Q1: Can the authors justify the main novelty of this paper?

Kindly note that our work is the first one to study the role of video-to-text models for video understanding and highlights how video descriptions can further enhance visual representations. So far, the existing methods

$1,2$ are only limited to text-to-text generative models for enhancing the text classifier representations only. We summarize our contributions as follows:

1. So far, only text-to-text generative models (e.g. GPT) are used to enhance the representations of the text classifier. Our work discusses the impact of having video-to-text generative models (e.g. VGPT) to enrich the visual representations as well, in addition to only text-based models (Section 2.2).

2. We propose a novel way of querying LLMs called action context (Section 2.3.2). Action context can classify semantically close videos under a single high-level context (category). In the related work, we discuss the limitations of the existing methods $3,4$ and discuss how these methods are only applicable to image benchmarks and are unsuited for video benchmarks where the classes can be fine-grained as well can have a diverse range.

3. We test our framework in three different video settings namely: action recognition, video-to-text, and text-to-video retrieval, and time-aware video tasks. We show results with 4 different models on 7 benchmarks.

Q2: Why not just prompting VGPT for the downstream applications?

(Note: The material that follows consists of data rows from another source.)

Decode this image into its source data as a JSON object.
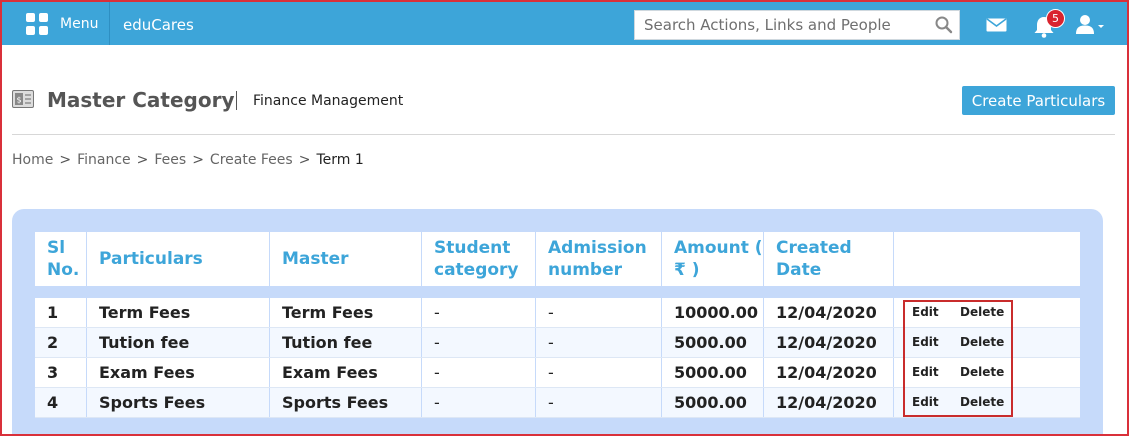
{
  "topbar": {
    "menu_label": "Menu",
    "brand": "eduCares",
    "search_placeholder": "Search Actions, Links and People",
    "notification_count": "5"
  },
  "page": {
    "title": "Master Category",
    "subtitle": "Finance Management",
    "create_button": "Create Particulars"
  },
  "breadcrumb": [
    "Home",
    "Finance",
    "Fees",
    "Create Fees",
    "Term 1"
  ],
  "table": {
    "headers": [
      "Sl No.",
      "Particulars",
      "Master",
      "Student category",
      "Admission number",
      "Amount ( ₹ )",
      "Created Date"
    ],
    "rows": [
      {
        "sl": "1",
        "particulars": "Term Fees",
        "master": "Term Fees",
        "student_category": "-",
        "admission_number": "-",
        "amount": "10000.00",
        "date": "12/04/2020"
      },
      {
        "sl": "2",
        "particulars": "Tution fee",
        "master": "Tution fee",
        "student_category": "-",
        "admission_number": "-",
        "amount": "5000.00",
        "date": "12/04/2020"
      },
      {
        "sl": "3",
        "particulars": "Exam Fees",
        "master": "Exam Fees",
        "student_category": "-",
        "admission_number": "-",
        "amount": "5000.00",
        "date": "12/04/2020"
      },
      {
        "sl": "4",
        "particulars": "Sports Fees",
        "master": "Sports Fees",
        "student_category": "-",
        "admission_number": "-",
        "amount": "5000.00",
        "date": "12/04/2020"
      }
    ],
    "edit_label": "Edit",
    "delete_label": "Delete"
  },
  "colors": {
    "accent": "#3da5d9",
    "panel": "#c6dafa",
    "highlight_border": "#c92c2c",
    "badge": "#d9232e"
  },
  "icons": [
    "menu-grid-icon",
    "search-icon",
    "mail-icon",
    "bell-icon",
    "user-icon",
    "finance-icon"
  ]
}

As recommended, we designed an experiment where only VGPT is directly used to classify the input video. We found this setting to degrade the results by a large margin. We relate this to the training of VGPT as it is trained on generating long contexts about the input, rather than specific categories $5$ . We also present a more extended setting, where the descriptions from VGPT are given to GPT-3.5 to predict the class name. Here, the GPT-3.5 is also provided by the list of class names. It can be seen that VideoPrompter outperforms both of the aforementioned settings which endorses its design choice. Thank you for suggesting this analysis. We will include this ablation in our final manuscript.

Q3: The comparison with CUPL.

We regret any confusion, it's important to note that a direct comparison with CUPL may not be straightforward, as it can be viewed as a complementary approach to our method. As discussed in $3$ , the performance of such methods benefits from averaging over a large number of descriptors. When we combined CUPL with VideoPrompter i.e. weights of language descriptors are averaged, performance increased by 0.12% for UCF-101. We will further update this discussion in our final manuscript.

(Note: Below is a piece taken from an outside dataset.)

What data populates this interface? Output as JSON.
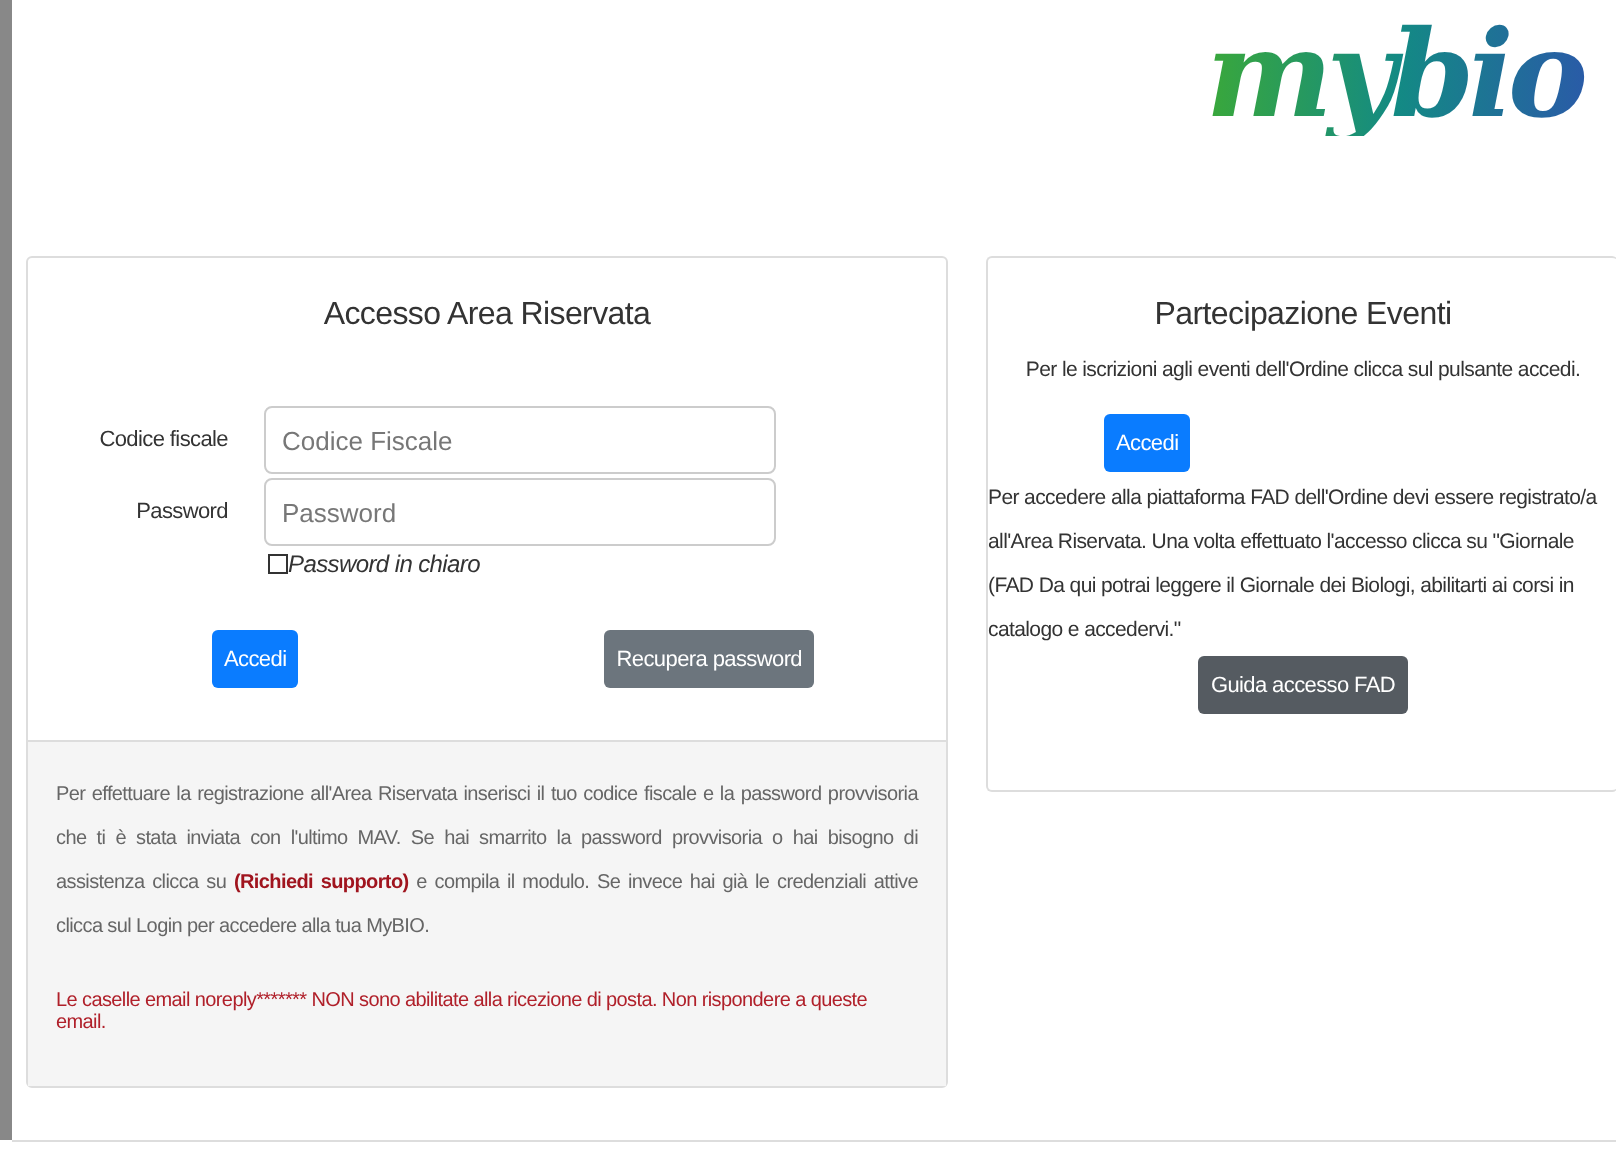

Q4: The proposed method optimizes the selection of hyperparameters directly on the target dataset.

Kindly note that Figure 3 is mainly added to show an ablation analysis. The selection of hyper-parameters in our work follows the standard settings in recent studies $1,6$ . For instance, $1$ includes a thorough discussion of how a high value of temperature leads to more diverse descriptions. And $6$ discusses a similar filtering method.

Q5: The Action context is restricted to a tree-type relation.

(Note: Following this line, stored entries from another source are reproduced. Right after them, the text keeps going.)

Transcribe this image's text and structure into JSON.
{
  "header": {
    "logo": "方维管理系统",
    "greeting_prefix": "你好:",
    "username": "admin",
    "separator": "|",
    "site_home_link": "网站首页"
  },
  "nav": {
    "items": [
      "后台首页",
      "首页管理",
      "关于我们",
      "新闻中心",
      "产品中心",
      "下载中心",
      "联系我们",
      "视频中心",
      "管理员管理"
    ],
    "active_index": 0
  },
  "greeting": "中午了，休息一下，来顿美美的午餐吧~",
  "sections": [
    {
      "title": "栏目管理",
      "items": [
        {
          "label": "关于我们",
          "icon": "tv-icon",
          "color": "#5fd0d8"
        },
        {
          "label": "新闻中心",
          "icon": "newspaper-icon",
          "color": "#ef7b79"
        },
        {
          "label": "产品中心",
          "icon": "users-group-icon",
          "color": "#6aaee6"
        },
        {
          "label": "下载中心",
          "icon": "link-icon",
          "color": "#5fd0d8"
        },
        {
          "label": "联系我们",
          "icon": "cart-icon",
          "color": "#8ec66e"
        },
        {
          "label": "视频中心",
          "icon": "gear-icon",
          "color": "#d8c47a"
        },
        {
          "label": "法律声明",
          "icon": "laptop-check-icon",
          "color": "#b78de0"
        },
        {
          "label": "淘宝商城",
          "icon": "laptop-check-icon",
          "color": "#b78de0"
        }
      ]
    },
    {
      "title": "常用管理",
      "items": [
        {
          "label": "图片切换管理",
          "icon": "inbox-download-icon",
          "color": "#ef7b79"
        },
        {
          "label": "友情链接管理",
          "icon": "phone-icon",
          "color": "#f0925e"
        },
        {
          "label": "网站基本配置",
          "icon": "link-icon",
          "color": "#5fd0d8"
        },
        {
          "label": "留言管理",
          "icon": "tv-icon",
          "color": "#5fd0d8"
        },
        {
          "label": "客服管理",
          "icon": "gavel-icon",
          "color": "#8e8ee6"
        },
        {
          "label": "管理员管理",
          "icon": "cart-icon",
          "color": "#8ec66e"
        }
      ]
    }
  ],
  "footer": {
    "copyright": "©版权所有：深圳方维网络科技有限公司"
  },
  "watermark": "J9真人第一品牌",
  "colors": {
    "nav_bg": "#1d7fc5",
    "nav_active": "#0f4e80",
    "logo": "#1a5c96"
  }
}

We thank the reviewer for the pointer, this indeed could be true for some benchmarks as some classes may overlap. We designed an experiment where we prompted the LLM and explicitly mentioned that one child class can be assigned to multiple parent classes. We found such cases to be relatively small, e.g. we didn't find any such case for HMDB-51 and only a few for UCF-101, which increased our performance by 0.06% on top of the previous score. We will include the updated results on all benchmarks and models in our final manuscript.

$1$ Pratt, et al. "What does a platypus look like? generating customized prompts for zero-shot image classification." ICCV.

$2$ Menon. "Visual classification via description from large language models." arXiv.

$3$ Roth, et al. "Waffling around for Performance: Visual Classification with Random Words and Broad Concepts." arXiv.

$4$ Novack, et al. "Chils: Zero-shot image classification with hierarchical label sets." ICML.

$5$ Maaz, et al. "Video-ChatGPT: Towards Detailed Video Understanding via Large Vision and Language Models." arXiv.

$6$ Li, et al."Blip: Bootstrapping language-image pre-training for unified vision-language understanding and generation." ICML.